RDFox: "A highly scalable in-memory RDF triple store that supports shared memory parallel datalog reasoning. It is a cross-platform software written in C++ that comes with a Java wrapper allowing for an easy integration with any Java-based solution."
Datalog -> Gremlin: It shouldn't be too hard to implement Datalog on top of the Gremlin Graph Virtual Machine so that Datalog compiles down to Gremlin bytecode -- SPARQL and SQL implementations already exist -- and running Datalog on the GVM would allow you to run Datalog on any datastore Apache Tinkerpop supports (all the graph DBs, HBase, Cassandra...):
It's designed to meet our embedding needs: in Firefox for desktops, Firefox for Android, Firefox for iOS, and Project Tofino (Node + Electron).
Widespread adoption a la SQLite is not one of our goals.
Rust meets our goals just fine… and it also produces demonstrably more correct software than C, which is important to us. (Not to mention leveraging the borrow checker and data race avoidance to provide safe near-automatic parallelization, which is a neat trick that's not in C's quiver.)
I would rather build Mentat in Swift or JavaScript than in C.
Datapoint: GNOME's Federico Mena Quintero is working on a file-by-file port of librsvg to Rust. Compiled Rust objects are linked with compiled C objects. Both Rust and C call functions in librsvg's C dependencies, such as Cairo. None of this is weird; it's precisely what Rust was designed for.

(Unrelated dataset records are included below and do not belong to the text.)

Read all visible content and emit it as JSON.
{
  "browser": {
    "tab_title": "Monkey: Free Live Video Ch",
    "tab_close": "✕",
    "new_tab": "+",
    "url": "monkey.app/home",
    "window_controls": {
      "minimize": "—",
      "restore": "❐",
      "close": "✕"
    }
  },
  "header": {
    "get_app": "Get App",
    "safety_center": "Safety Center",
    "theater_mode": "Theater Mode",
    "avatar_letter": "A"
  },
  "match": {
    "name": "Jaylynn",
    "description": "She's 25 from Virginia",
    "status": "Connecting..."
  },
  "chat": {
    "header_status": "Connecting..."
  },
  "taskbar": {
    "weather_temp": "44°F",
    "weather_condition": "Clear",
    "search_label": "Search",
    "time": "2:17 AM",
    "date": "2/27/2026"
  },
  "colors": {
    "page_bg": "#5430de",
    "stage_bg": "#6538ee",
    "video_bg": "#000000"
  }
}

"DataScript asks the question: "What if creating a database would be as cheap as creating a Hashmap?"
Mentat is not interested in that. Instead, it's strongly interested in persistence and performance, with very little interest in immutable databases/databases as values or throwaway use."
and:
"Datomic has a beautiful conceptual model. [...] Many of these design decisions are inapplicable to deployed desktop software; indeed, the use of multiple JVM processes makes Datomic's use in a small desktop app, or a mobile device, prohibitive.
Mentat is designed for embedding, initially in an Electron app (Tofino). It is less concerned with exposing consistent database states outside transaction boundaries, because that's less important here, and dropping some of these requirements allows us to leverage SQLite itself."